Famagusta Area

The Famagusta area (unfortunately the ghost town of Famagusta is still under Turkish military occupation since 1974) is associated with images of safe, calm and turquoise waters that are regularly featured in holiday catalogues all around Europe and beyond. Ayia Napa and Protaras are known all over the world as being a true paradise for sea and water sports lovers, but also for families with children who simply want to paddle in shallow and clean waters. By all means visit Ayia Napa – but don’t stay only there. Break away from the tourist center and explore the cluster of villages known as ‘kokkinochoria’, which means ‘red soil villages’. This is the center of our island’s potato production, which runs quietly and modestly alongside the thriving tourist industry and racing development in the area. Drive in to Paralimni and you will discover a charming blend of rural life with a holiday twist. Distinctly Cypriot, the village square is the area’s nerve center, and many visitors have discovered what the residents already know: the cafes and restaurants here do not cut corners, serving simple but ultra-fresh popular dishes that taste exactly as they should. Browse in the small shops and you will probably enjoy a chat with the friendly owners. Other landmarks are the various small churches and chapels that dot the region. One of the most attractive is the chapel of Profitis Elias, just outside the tourist area of Protaras, rebuilt in Byzantine style at the top of hill with magnificent panoramic views that make the climb worthwhile. Very close to Cavo Greko is another picturesque chapel, Ayioi Anargiroi, only a few steps from the sea. In the area of Ayioi Saranta, look for the chapel of the same name and you will discover it in an amazing setting, almost hidden among the rocks. After hot days spent on the beach and touring the countryside, the nightlife of Ayia Napa and Protaras takes over as pubs, clubs and all kinds of restaurants offer buzzing all-night entertainment. Understandably, the tourist centers in this area tend to slumber during the cooler winter months…
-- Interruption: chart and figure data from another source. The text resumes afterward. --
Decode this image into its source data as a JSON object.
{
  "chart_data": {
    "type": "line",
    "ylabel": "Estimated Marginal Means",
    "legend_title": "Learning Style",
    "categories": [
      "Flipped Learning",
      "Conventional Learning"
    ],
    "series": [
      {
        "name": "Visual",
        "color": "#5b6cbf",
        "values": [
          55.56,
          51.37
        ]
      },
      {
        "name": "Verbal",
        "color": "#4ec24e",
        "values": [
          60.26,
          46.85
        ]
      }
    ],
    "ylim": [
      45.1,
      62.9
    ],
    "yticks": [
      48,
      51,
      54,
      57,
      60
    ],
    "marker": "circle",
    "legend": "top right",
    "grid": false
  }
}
The Monastery of Ayia Napa is undoubtedly the optical and cultural center of Ayia Napa village. It stands at a location where, according to local tradition, a hunter in the 11th century discovered a miraculous icon of the Virgin Mary, probably hidden there during the iconoclastic period. Much later in the 16th century the monastery was built around the cave-shrine. It is said that a young woman from a wealthy Venetian family of Famagusta came to the monastery to escape family pressure to marry a nobleman. She renovated and expanded the monastery and is said to have planted the huge sycamore tree outside the south gate of the monastery, which is believed to be over 600 years old.

Explore Ayia Napa on foot…

Ayia Napa and the Sea: A Different Dimension This free of charge guided tour illustrates the historic connection of the Ayia Napa area with the sea. The tour begins with a drive to Cavo Greko, and a walk up to the top of the “tigani” (frying pan) where you will be introduced to the archaeology of the area and its natural beauty. This is followed by a drive to Ayioi Anargyroi, a chapel in the northern area of Cavo Greko. After a coffee break at the “limanaki” (fishing harbour) the tour continues along the coast to the archaeological site of Macronissos and the church of Ayia Thekla. Nature trails and various other sites that can be explored on another occasion will be pointed out. Starting point: CTO Information Office Walks are seasonal. To confirm the operation of the tour, please call: 23 72 17 96

Protaras Beach Stroll

Whether you enjoy a casual evening stroll or a brisk morning walk along the sea, a new coastal path directly on the beach has added an irresistible dimension to the Mediterranean magic of Protaras. Starting at the ‘Nissiotis’ restaurant and extending to the ‘Pola Costa’ hotel, this is the first completed section of a comprehensive project that is designed to embrace the Ammochostos district’s coastline. Along the way you will come across small kiosks, benches where you can take a break and rest your eyes on the sea, and a small area that will be hosting various cultural events featuring music and dance. Gradually, lush palm trees will line the road, making it even more attractive. Ready to go?